I appreciate that people do love these two events and if it makes them happy, then so be it. However, what does interest me with these two ‘spectacular’ events is how they interact with the future while trading on their past. And crypto especially, being that it is the future.
I did think about searching for ‘Coronation crypto’ or ‘Coronation NFT’ but I know all those roads would have led me to a Mancunian street where crypto has no name, so I didn’t.
Then I thought I’d try an AI-generated platform such as ChapGPT but I didn’t think I would get out alive, so I didn’t.
So I gave up the Coronation thing altogether and focused on Eurovision, as much as the Coronation organisers previously gave up on May 13 for its event, knowing that Eurovision would be more popular.
Like moving a Spurs football match to allow a bigger game at Brentford to be televised, the Coronation had to do the same.
So, focusing on Eurovision I eschewed technology and used my human memory, remembering that last year’s Eurovision had indeed interacted with crypto and a fine thing it was too.
For those who may have missed it, last winner’s were an odd Ukrainian band called the Kalush Orchestra who had a singer with a silly bucket hat. Very Eurovision, dahlings.
However, after that the cliches stopped. The band had more vision than Eurovision and went into cryptovision by holding an auction and selling off an NFT of the ‘iconic crystal microphone trophy’ for $900,000… and for the war effort in Ukraine.
The buyer was the Ukrainian crypto exchange WhiteBIT and the money raised was used to buy three drones to help in the war effort. Any suggestion that they were used to bomb the Kremlin this week are fanciful, but who knows in 2023?
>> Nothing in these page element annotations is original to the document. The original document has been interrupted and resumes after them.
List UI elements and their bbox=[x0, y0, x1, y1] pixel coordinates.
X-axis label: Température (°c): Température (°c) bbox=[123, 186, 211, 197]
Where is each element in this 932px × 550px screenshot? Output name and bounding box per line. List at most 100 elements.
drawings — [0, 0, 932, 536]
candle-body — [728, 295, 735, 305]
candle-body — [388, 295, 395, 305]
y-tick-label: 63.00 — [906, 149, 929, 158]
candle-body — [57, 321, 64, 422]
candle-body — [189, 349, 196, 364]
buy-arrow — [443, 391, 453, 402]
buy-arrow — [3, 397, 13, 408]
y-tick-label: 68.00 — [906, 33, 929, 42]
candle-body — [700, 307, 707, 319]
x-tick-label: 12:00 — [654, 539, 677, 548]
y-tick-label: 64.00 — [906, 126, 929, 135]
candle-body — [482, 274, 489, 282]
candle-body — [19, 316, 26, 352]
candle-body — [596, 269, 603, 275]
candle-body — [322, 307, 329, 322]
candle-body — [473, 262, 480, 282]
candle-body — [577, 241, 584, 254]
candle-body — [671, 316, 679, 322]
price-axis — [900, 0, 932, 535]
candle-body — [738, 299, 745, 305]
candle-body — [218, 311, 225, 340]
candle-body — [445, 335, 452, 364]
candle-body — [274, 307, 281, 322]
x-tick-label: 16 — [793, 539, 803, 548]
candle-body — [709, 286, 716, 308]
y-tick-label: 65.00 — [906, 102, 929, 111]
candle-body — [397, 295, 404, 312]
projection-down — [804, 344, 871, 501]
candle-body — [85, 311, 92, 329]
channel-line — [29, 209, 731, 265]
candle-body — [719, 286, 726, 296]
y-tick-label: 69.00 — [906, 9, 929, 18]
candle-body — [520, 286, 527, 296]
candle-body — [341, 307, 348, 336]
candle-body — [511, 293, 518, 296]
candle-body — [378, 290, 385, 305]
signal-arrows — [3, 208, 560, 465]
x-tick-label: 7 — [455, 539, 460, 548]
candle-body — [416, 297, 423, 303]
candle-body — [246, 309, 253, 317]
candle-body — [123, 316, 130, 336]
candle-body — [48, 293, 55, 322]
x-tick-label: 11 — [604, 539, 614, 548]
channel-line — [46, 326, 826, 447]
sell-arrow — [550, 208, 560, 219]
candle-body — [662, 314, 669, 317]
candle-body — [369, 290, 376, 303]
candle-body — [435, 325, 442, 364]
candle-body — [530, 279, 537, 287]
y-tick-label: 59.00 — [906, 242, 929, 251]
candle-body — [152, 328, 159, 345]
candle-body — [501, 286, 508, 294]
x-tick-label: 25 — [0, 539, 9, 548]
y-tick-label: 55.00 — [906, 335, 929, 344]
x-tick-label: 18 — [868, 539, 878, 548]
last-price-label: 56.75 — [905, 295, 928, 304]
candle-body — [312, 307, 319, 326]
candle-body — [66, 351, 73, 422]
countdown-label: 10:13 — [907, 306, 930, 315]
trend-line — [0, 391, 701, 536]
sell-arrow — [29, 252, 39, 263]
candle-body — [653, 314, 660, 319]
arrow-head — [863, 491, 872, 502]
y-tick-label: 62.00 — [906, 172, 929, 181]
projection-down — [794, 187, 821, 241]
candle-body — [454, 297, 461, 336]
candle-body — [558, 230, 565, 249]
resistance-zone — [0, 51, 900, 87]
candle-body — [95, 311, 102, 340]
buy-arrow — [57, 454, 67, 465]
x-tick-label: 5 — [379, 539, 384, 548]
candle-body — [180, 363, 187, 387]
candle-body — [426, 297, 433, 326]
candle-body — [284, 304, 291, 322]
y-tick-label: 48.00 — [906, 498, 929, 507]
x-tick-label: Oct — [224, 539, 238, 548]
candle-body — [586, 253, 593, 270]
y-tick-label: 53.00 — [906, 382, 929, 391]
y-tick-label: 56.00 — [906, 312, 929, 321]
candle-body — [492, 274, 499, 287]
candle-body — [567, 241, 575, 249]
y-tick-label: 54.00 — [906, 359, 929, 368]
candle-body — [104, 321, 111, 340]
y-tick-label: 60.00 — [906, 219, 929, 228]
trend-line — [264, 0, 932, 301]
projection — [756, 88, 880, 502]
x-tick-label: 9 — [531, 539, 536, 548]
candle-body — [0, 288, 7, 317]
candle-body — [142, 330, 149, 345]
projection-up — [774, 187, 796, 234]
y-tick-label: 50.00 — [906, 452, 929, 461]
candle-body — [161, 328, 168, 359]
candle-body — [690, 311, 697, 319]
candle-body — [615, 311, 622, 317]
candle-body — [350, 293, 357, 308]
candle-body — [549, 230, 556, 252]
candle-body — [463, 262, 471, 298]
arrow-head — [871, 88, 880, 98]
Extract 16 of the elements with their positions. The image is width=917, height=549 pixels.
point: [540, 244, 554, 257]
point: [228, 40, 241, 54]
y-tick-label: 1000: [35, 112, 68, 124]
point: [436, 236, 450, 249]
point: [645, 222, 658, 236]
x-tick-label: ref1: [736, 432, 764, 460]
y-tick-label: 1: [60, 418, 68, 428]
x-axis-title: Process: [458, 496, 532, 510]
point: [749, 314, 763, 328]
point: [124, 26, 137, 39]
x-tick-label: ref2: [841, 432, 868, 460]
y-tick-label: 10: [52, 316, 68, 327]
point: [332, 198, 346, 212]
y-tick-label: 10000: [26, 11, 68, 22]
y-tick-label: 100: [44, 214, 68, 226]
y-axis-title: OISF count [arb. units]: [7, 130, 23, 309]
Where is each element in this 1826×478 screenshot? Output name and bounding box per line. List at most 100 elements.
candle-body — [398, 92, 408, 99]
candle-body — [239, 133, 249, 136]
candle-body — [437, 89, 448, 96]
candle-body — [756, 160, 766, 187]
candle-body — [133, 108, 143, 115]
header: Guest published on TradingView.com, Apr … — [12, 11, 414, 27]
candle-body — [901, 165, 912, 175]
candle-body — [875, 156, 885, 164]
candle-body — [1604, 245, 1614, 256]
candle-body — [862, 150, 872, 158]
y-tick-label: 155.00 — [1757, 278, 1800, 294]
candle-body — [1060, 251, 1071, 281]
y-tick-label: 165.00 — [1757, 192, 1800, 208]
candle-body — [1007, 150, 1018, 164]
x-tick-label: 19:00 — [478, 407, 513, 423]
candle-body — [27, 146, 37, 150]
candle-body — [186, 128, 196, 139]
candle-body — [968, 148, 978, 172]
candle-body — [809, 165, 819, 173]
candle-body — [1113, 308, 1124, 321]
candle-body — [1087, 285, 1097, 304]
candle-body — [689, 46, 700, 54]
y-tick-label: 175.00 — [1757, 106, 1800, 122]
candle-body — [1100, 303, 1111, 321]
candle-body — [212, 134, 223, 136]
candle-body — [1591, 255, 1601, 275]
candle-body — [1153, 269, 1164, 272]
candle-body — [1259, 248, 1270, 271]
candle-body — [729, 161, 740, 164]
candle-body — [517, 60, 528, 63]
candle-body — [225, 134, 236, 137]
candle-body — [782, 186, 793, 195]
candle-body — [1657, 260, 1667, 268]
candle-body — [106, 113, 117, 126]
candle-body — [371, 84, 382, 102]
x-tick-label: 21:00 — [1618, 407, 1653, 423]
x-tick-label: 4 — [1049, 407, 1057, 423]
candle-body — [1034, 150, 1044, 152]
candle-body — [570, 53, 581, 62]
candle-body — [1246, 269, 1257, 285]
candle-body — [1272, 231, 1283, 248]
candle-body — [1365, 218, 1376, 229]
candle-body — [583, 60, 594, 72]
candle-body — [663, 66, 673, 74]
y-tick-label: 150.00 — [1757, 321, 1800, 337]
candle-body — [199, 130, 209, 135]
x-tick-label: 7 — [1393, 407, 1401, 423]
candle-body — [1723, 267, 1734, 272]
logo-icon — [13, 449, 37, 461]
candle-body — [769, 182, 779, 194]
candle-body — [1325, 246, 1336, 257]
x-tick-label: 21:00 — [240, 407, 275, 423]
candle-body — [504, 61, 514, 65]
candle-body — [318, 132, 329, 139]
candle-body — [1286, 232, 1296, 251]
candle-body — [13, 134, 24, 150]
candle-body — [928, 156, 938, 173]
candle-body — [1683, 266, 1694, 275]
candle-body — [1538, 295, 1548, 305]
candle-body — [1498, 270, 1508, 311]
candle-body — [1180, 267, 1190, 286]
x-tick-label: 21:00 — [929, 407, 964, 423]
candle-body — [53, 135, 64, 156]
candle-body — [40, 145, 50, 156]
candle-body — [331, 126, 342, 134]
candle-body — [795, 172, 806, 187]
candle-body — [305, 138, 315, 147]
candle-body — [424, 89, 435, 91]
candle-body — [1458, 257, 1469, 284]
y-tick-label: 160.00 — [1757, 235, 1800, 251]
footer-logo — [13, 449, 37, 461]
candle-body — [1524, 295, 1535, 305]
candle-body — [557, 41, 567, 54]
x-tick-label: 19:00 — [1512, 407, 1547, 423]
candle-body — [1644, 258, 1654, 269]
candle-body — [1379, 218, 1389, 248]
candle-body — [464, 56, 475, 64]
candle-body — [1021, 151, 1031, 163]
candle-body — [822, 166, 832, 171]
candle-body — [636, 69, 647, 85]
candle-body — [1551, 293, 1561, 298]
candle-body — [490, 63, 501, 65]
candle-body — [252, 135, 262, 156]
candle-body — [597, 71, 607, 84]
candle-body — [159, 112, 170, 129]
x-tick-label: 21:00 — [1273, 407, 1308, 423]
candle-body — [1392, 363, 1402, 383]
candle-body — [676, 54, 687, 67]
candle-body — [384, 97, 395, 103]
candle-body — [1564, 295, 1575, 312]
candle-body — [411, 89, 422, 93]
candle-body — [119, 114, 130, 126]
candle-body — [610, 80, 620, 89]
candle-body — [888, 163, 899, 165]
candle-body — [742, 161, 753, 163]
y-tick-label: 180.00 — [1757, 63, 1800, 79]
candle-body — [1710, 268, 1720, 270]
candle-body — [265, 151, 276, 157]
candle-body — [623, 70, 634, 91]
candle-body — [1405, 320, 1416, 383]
We used to exchange ploughshares for guns, now we’re swapping a competition trophy for an assassination weapon and it doesn’t even seem ridiculous.
The $900k raise also proves, contrarily, that crypto exchanges are, in fact, places for arms dealers, thus obviating all the anti-crypto ‘arm dealer’ tropes many of us have tried to ridicule. And so it goes.
Eurovision showed itself to be up with the times. So what do they have up their sequined sleeves this year? Surely there must be some NFT activity that a marketer could come up with and get the huge publicity that WhiteBIT received last year?
Or maybe, it will be even more weird. Russia, apparently, is trying to disrupt the filming of Eurovision next weekend, perhaps they’ll go further and send drones over Liverpool to drop copies of the ‘iconic crystal microphone trophy’ on the heads of the performers and audience to literally put one over on Ukraine for last year’s effrontery.
The front line in wars used to be trenches, now it appears to be a music competition; I think I’m going mad. Like many people nowadays, I have absolutely no idea of what’s going to happen next be that Liverpool or The Mall, maybe the Coronation will be a glorious event that makes everybody happy and I’ll love the winning Eurovision song.
But probably not. More interested in a NFT auction somewhere. Might buy an attack drone. Might buy some marimbas. Might give Meghan a call. God save the King. Right.